​Darbeci Husiler, Hacur ablukasını sürdürüyor

​Darbeci Husiler, Hacur ablukasını sürdürüyor
TT

​Darbeci Husiler, Hacur ablukasını sürdürüyor

​Darbeci Husiler, Hacur ablukasını sürdürüyor

Yemen’in Hacca ilinin Keşr beldesindeki Hacur kabilesi, sınırlı imkanlarına ve Husiler tarafından dayatılan ablukaya rağmen yaklaşık 4 haftadır 3 cepheden maruz kaldıkları saldırıları savuşturmaya devam ediyor.
Hacur kabilelerine yönelik kuşatmanın kaldırılması için ordu güçlerine çağrıda bulunan Hacca Valisi Tuğgeneral Abdülkerim el-Suneyni, Şarku’l Avsat’a yaptığı açıklamada meşruiyeti destekleyen Koalisyon uçaklarının Husi milislerin Keşr beldesindeki ilerleyişinin önünü kestiğini teyit etti.
Resmi saha kaynaklarına göre Hacur kabileleri dün, ilçenin kuzey ve güney taraflarından gerçekleştirilen Husi saldırılarından bir gün sonra, Keşr beldesinin doğusundaki el-Abise bölgesine yönelik gerçekleştirilen şiddetli bir saldırıyı geri püskürttü. Yemen ordusunun resmi internet sitesinde, Şeyh Ali bin Yahya Riban’ın önderlik ettiği Hacur savaşçılarının, milisler tarafından Derb el-Meru bölgesine yönelik gerçekleştirilen şiddetli saldırıyı geri püskürttükleri ve milislerin ağır can ve ekipman kaybı verdikleri kaydedildi.

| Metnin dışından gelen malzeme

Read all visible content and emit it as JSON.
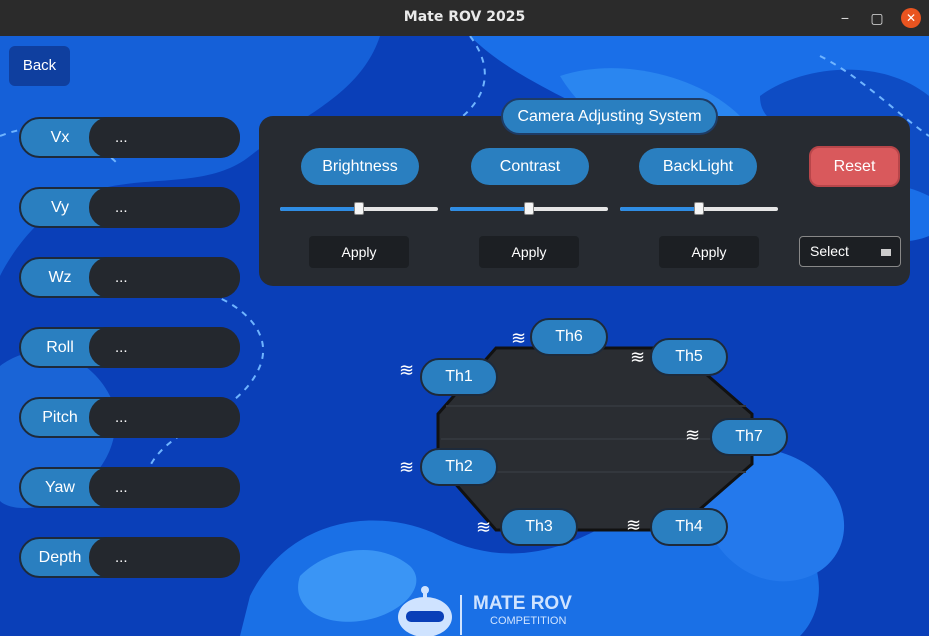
{
  "window": {
    "title": "Mate ROV 2025",
    "minimize": "−",
    "maximize": "▢",
    "close": "✕"
  },
  "back_label": "Back",
  "telemetry": [
    {
      "label": "Vx",
      "value": "..."
    },
    {
      "label": "Vy",
      "value": "..."
    },
    {
      "label": "Wz",
      "value": "..."
    },
    {
      "label": "Roll",
      "value": "..."
    },
    {
      "label": "Pitch",
      "value": "..."
    },
    {
      "label": "Yaw",
      "value": "..."
    },
    {
      "label": "Depth",
      "value": "..."
    }
  ],
  "camera": {
    "title": "Camera Adjusting System",
    "controls": [
      {
        "label": "Brightness",
        "level": 0.5,
        "apply": "Apply"
      },
      {
        "label": "Contrast",
        "level": 0.5,
        "apply": "Apply"
      },
      {
        "label": "BackLight",
        "level": 0.5,
        "apply": "Apply"
      }
    ],
    "reset": "Reset",
    "select": "Select"
  },
  "thrusters": [
    "Th6",
    "Th5",
    "Th1",
    "Th7",
    "Th2",
    "Th3",
    "Th4"
  ],
  "logo": {
    "line1": "MATE ROV",
    "line2": "COMPETITION"
  },
  "colors": {
    "accent": "#2a7fc0",
    "panel": "#272b31",
    "reset": "#d9595c",
    "background": "#0a3fb8"
  }
}
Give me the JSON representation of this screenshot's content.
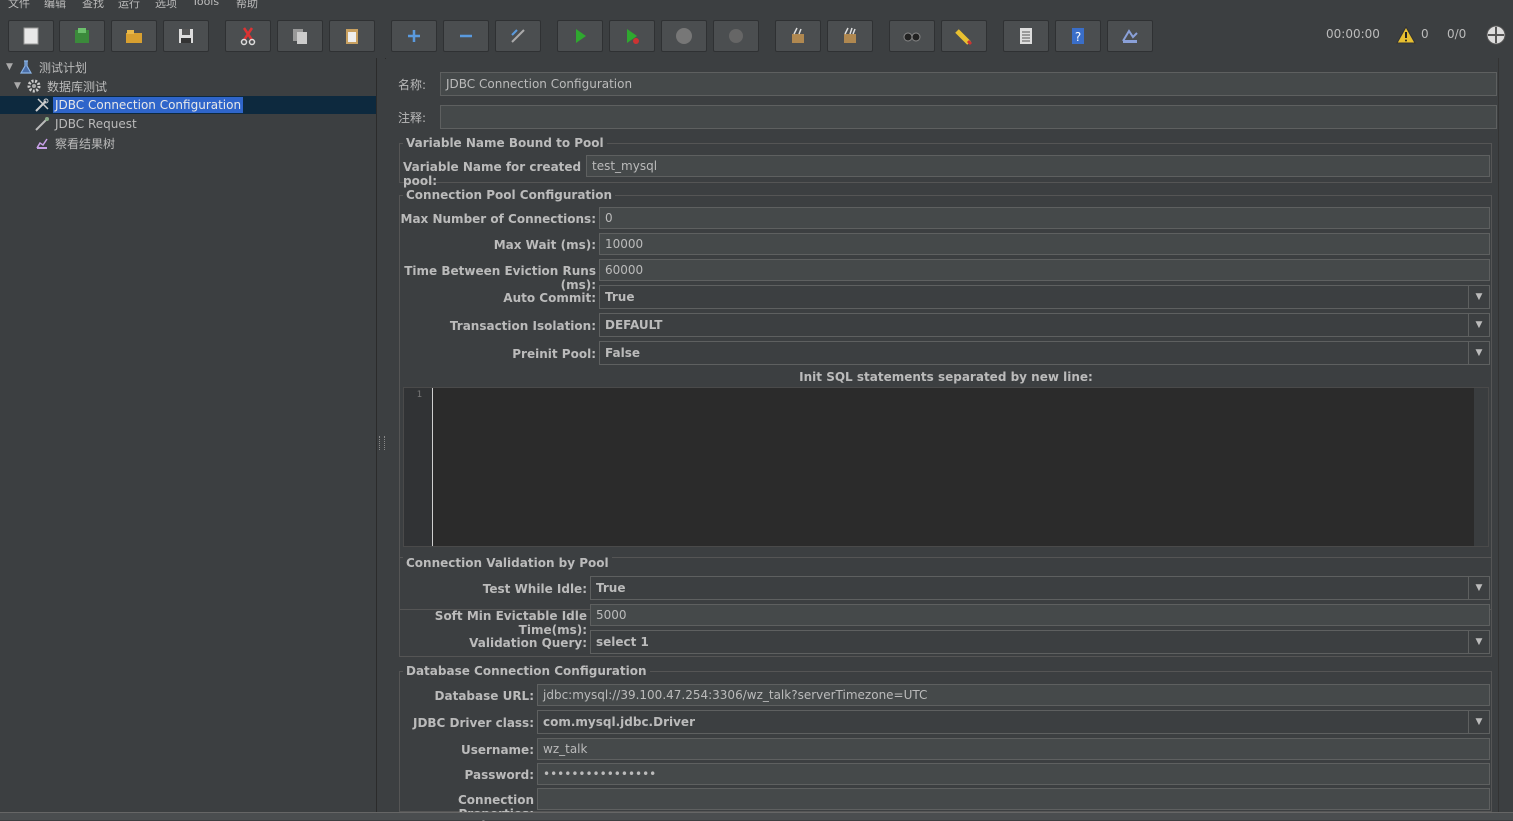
{
  "menu": [
    "文件",
    "编辑",
    "查找",
    "运行",
    "选项",
    "Tools",
    "帮助"
  ],
  "toolbar": {
    "buttons": [
      "new-icon",
      "templates-icon",
      "open-icon",
      "save-icon",
      "cut-icon",
      "copy-icon",
      "paste-icon",
      "expand-icon",
      "collapse-icon",
      "toggle-icon",
      "start-icon",
      "start-no-pause-icon",
      "stop-icon",
      "shutdown-icon",
      "clear-icon",
      "clear-all-icon",
      "search-icon",
      "reset-search-icon",
      "function-helper-icon",
      "help-icon",
      "remote-icon"
    ],
    "timer": "00:00:00",
    "warning_count": "0",
    "threads": "0/0"
  },
  "tree": {
    "root": "测试计划",
    "thread_group": "数据库测试",
    "children": [
      "JDBC Connection Configuration",
      "JDBC Request",
      "察看结果树"
    ]
  },
  "form": {
    "name_label": "名称:",
    "name_value": "JDBC Connection Configuration",
    "comment_label": "注释:",
    "comment_value": "",
    "var_section": {
      "title": "Variable Name Bound to Pool",
      "var_label": "Variable Name for created pool:",
      "var_value": "test_mysql"
    },
    "pool_section": {
      "title": "Connection Pool Configuration",
      "max_conn_label": "Max Number of Connections:",
      "max_conn_value": "0",
      "max_wait_label": "Max Wait (ms):",
      "max_wait_value": "10000",
      "eviction_label": "Time Between Eviction Runs (ms):",
      "eviction_value": "60000",
      "auto_commit_label": "Auto Commit:",
      "auto_commit_value": "True",
      "isolation_label": "Transaction Isolation:",
      "isolation_value": "DEFAULT",
      "preinit_label": "Preinit Pool:",
      "preinit_value": "False",
      "init_sql_label": "Init SQL statements separated by new line:",
      "line_number": "1"
    },
    "validation_section": {
      "title": "Connection Validation by Pool",
      "test_idle_label": "Test While Idle:",
      "test_idle_value": "True",
      "soft_min_label": "Soft Min Evictable Idle Time(ms):",
      "soft_min_value": "5000",
      "query_label": "Validation Query:",
      "query_value": "select 1"
    },
    "db_section": {
      "title": "Database Connection Configuration",
      "url_label": "Database URL:",
      "url_value": "jdbc:mysql://39.100.47.254:3306/wz_talk?serverTimezone=UTC",
      "driver_label": "JDBC Driver class:",
      "driver_value": "com.mysql.jdbc.Driver",
      "username_label": "Username:",
      "username_value": "wz_talk",
      "password_label": "Password:",
      "password_value": "••••••••••••••••",
      "props_label": "Connection Properties:",
      "props_value": ""
    }
  }
}
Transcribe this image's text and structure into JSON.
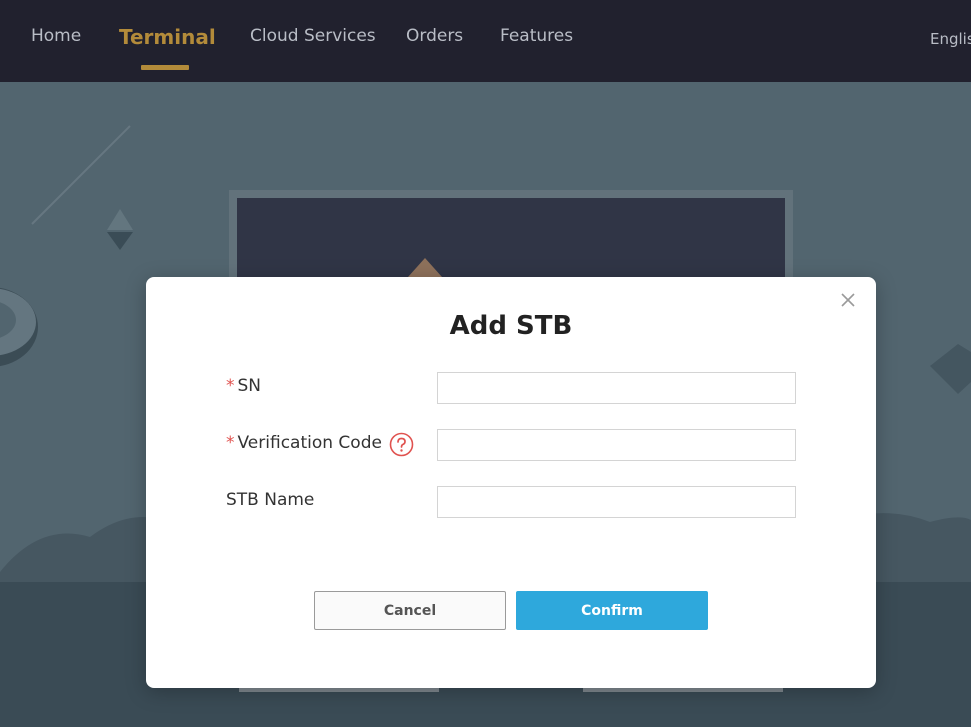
{
  "nav": {
    "items": [
      {
        "label": "Home",
        "active": false
      },
      {
        "label": "Terminal",
        "active": true
      },
      {
        "label": "Cloud Services",
        "active": false
      },
      {
        "label": "Orders",
        "active": false
      },
      {
        "label": "Features",
        "active": false
      }
    ],
    "language": "Englis",
    "active_color": "#b38b3a"
  },
  "modal": {
    "title": "Add STB",
    "close_icon": "close-icon",
    "fields": [
      {
        "label": "SN",
        "required": true,
        "value": "",
        "placeholder": ""
      },
      {
        "label": "Verification Code",
        "required": true,
        "value": "",
        "placeholder": "",
        "help_icon": "question-circle-icon"
      },
      {
        "label": "STB Name",
        "required": false,
        "value": "",
        "placeholder": ""
      }
    ],
    "required_mark": "*",
    "cancel_label": "Cancel",
    "confirm_label": "Confirm",
    "confirm_color": "#2ea8dc",
    "required_color": "#e0524f"
  }
}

Kabile kaynakları, milislerin beldeyi çevresinden bütünüyle izole etmek ve kuşatılan beldenin çeşitli alanlarındaki köylere ve evlere yönelik gerçekleştirdiği ağır bombardımanda haberdar olunmaması amacıyla telekomünikasyon hizmetlerini ve interneti yasakladığına dikkat çekti. El-Abesiye bölgesindeki köylerdeki çatışmaların devam ettiğini aktardı. Kabile kaynaklarının aktardığına göre Keşr beldesinin güneyinde yeni bir cephe açan Husi milisleri, Vali el-Mesyal bölgesine yoğun askeri takviyelerde bulundu.

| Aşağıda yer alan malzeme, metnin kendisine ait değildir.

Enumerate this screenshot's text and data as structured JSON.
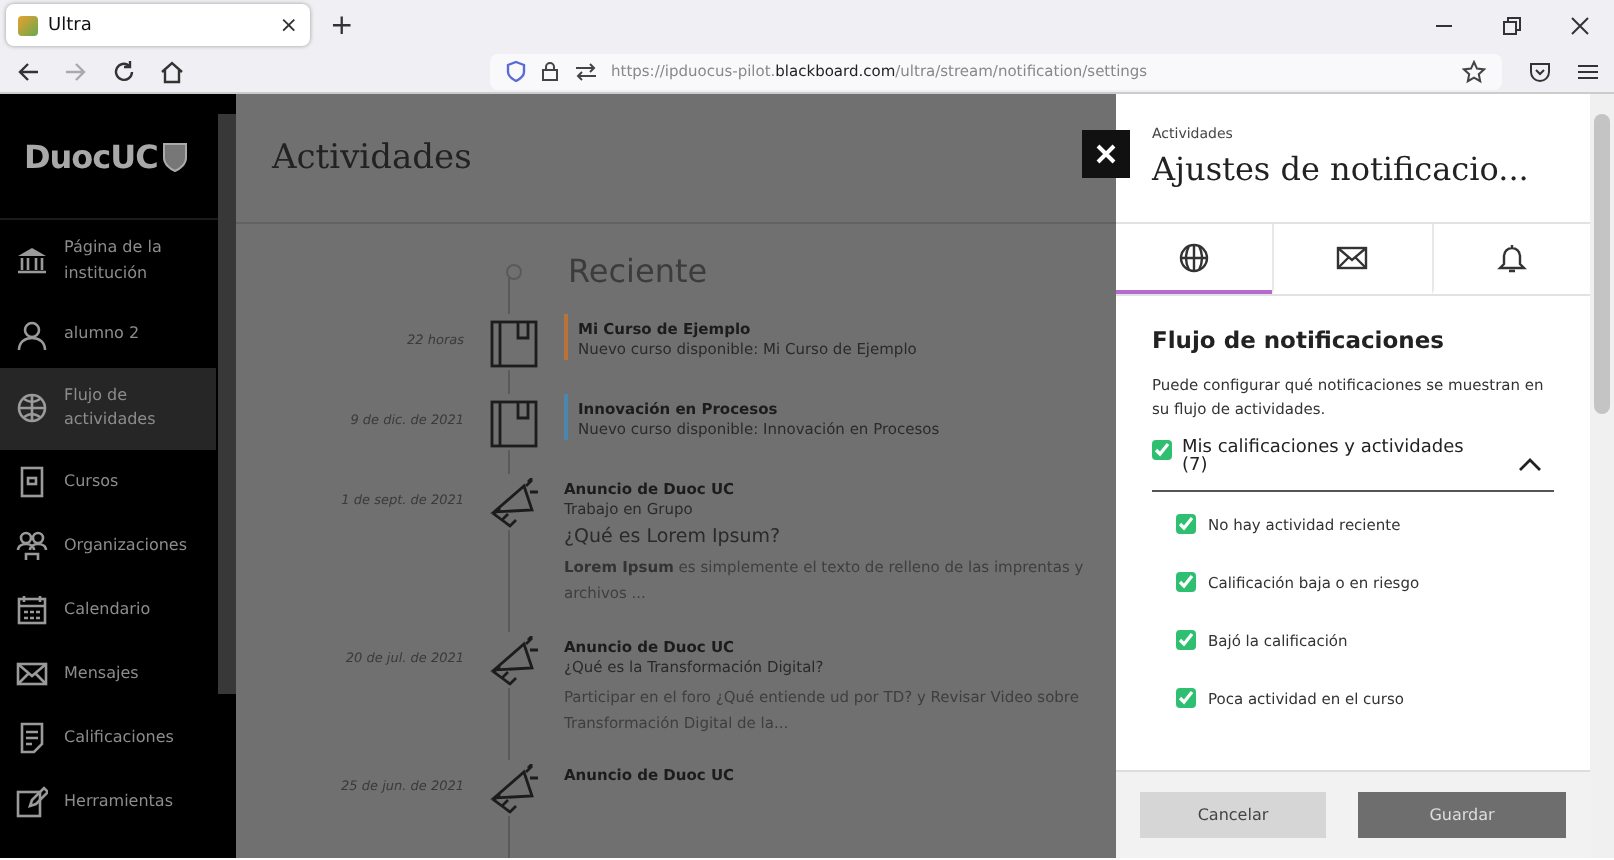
{
  "browser": {
    "tab_title": "Ultra",
    "tab_close": "×",
    "new_tab": "+",
    "url": "https://ipduocus-pilot.**blackboard.com**/ultra/stream/notification/settings"
  },
  "sidebar": {
    "logo": "DuocUC",
    "items": [
      {
        "label": "Página de la institución",
        "selected": false
      },
      {
        "label": "alumno 2",
        "selected": false
      },
      {
        "label": "Flujo de actividades",
        "selected": true
      },
      {
        "label": "Cursos",
        "selected": false
      },
      {
        "label": "Organizaciones",
        "selected": false
      },
      {
        "label": "Calendario",
        "selected": false
      },
      {
        "label": "Mensajes",
        "selected": false
      },
      {
        "label": "Calificaciones",
        "selected": false
      },
      {
        "label": "Herramientas",
        "selected": false
      }
    ]
  },
  "main": {
    "title": "Actividades",
    "section": "Reciente",
    "items": [
      {
        "kind": "course",
        "date": "22 horas",
        "title": "Mi Curso de Ejemplo",
        "subtitle": "Nuevo curso disponible: Mi Curso de Ejemplo",
        "color": "#b8733a"
      },
      {
        "kind": "course",
        "date": "9 de dic. de 2021",
        "title": "Innovación en Procesos",
        "subtitle": "Nuevo curso disponible: Innovación en Procesos",
        "color": "#4a86ad"
      },
      {
        "kind": "announcement",
        "date": "1 de sept. de 2021",
        "title": "Anuncio de Duoc UC",
        "subtitle": "Trabajo en Grupo",
        "heading": "¿Qué es Lorem Ipsum?",
        "body": "**Lorem Ipsum** es simplemente el texto de relleno de las imprentas y archivos ..."
      },
      {
        "kind": "announcement",
        "date": "20 de jul. de 2021",
        "title": "Anuncio de Duoc UC",
        "subtitle": "¿Qué es la Transformación Digital?",
        "body": "Participar en el foro ¿Qué entiende ud por TD? y Revisar Video sobre Transformación Digital de la..."
      },
      {
        "kind": "announcement",
        "date": "25 de jun. de 2021",
        "title": "Anuncio de Duoc UC"
      }
    ]
  },
  "panel": {
    "breadcrumb": "Actividades",
    "title": "Ajustes de notificacio...",
    "tabs": [
      {
        "selected": true
      },
      {
        "selected": false
      },
      {
        "selected": false
      }
    ],
    "section_title": "Flujo de notificaciones",
    "description": "Puede configurar qué notificaciones se muestran en su flujo de actividades.",
    "group": {
      "label": "Mis calificaciones y actividades (7)",
      "checked": true,
      "expanded": true
    },
    "options": [
      {
        "label": "No hay actividad reciente",
        "checked": true
      },
      {
        "label": "Calificación baja o en riesgo",
        "checked": true
      },
      {
        "label": "Bajó la calificación",
        "checked": true
      },
      {
        "label": "Poca actividad en el curso",
        "checked": true
      }
    ],
    "cancel": "Cancelar",
    "save": "Guardar"
  }
}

Yemen ordusunun resmi internet sitesi, Koalisyon savaşçılarının el-Abesiye bölgesinin doğusundaki milis grupları hedef aldığını ve operasyonlarda 20'den fazla milis üyesinin öldürüldüğünü duyurdu. Ayrıca çok sayıda milisin yaralandığını ve iki milis aracının da imha edildiğini bildirdi.
Keşr beldesinin güney cephesindeki çatışmalar ile ilgili açıklamada bulunan kabile kaynakları, Husi milislerin Şeasima ve Beni Resam köylerine yönelik havan atışlarını yoğunlaştırdığını aktardı.

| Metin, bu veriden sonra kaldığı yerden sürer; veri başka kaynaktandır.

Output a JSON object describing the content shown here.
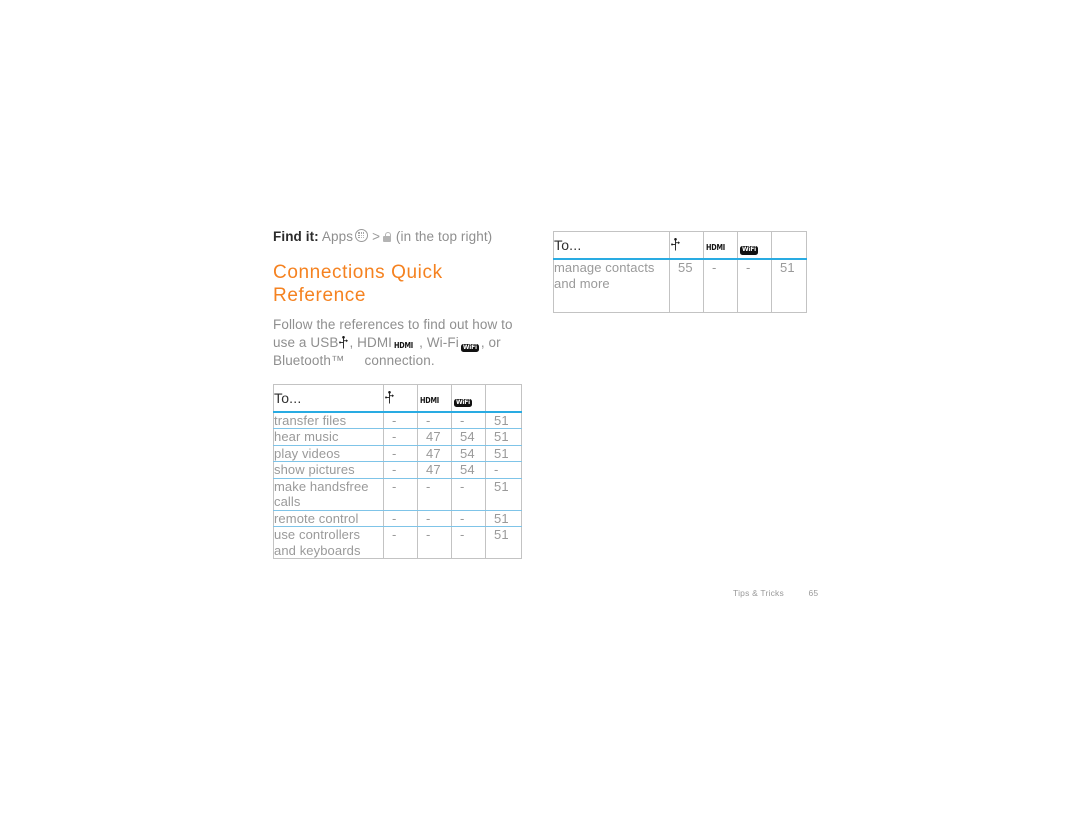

Hacur kabileleri silah, yiyecek, su ve benzeri malzemelerin yetersizliğinden dolayı daha fazla dayanamayacaklarına dair endişelerinin arttığı bir zamanda, cumartesi günü, kuzey ve güney ceplerinden maruz kaldıkları milis saldırılarını geri püskürtmekte başarılı olmuşlardı.
Şarku’l Avsat’a açıklamalarda bulunan Hacca Valisi Tuğgeneral Abdülkerim el-Suneyni, Keşr beldesinin güneyindeki Husi saldırılarının Kahlan ve Aflah el-Şam bölgesinden başladığını bildirdi. Her türlü ağır ve orta silah ile her çeşit tank ve topların kullanıldığı milis saldırılarının nüfusun büyük ölçüde yer değiştirmesine neden olduğu bilgisini verdi.
Suudi Arabistan liderliğindeki Arap Koalisyonu liderliğine, ortak Yemen güçleri komutanlığına ve hava kuvvetleri komutanlığına teşekkürlerini ileten el-Suneyni, bu güçlerin desteğini alan Hacur kabilelerinin milislerin acımasız saldırılarını kırmayı başardığını söyledi. Beşinci askeri bölgeye bağlı Yemen ordu kuvvetlerinin Harad, Midi ve Hiran bölgelerine harekat düzenlediği iddialarını reddeden Vali Suneysi sözlerini şöyle sürdürdü:
“Şimdiye dek Hacur'a yönelik resmi bir askeri harekatta bulunulmadı. Fakat güvenimiz tam. Hacur’a yönelik bir harekat ile ilgili olarak cumhurbaşkanı, cumhurbaşkanı yardımcısı, savunma bakanı ve ortak güçler komutanlığının temsil ettiği liderlik ile temaslarımızı sürdürüyoruz. Koalisyon ve 5’inci bölge ile koordineli bir şekilde çalışıyoruz. Hacur bölgesine yönelik bir askeri harekatın gerçekleştirilmesi ve kuşatılmanın kaldırılması için öneride bulunduk. Yakın zamanda konuyla ilgili uygun bir karar alınacağından eminiz.”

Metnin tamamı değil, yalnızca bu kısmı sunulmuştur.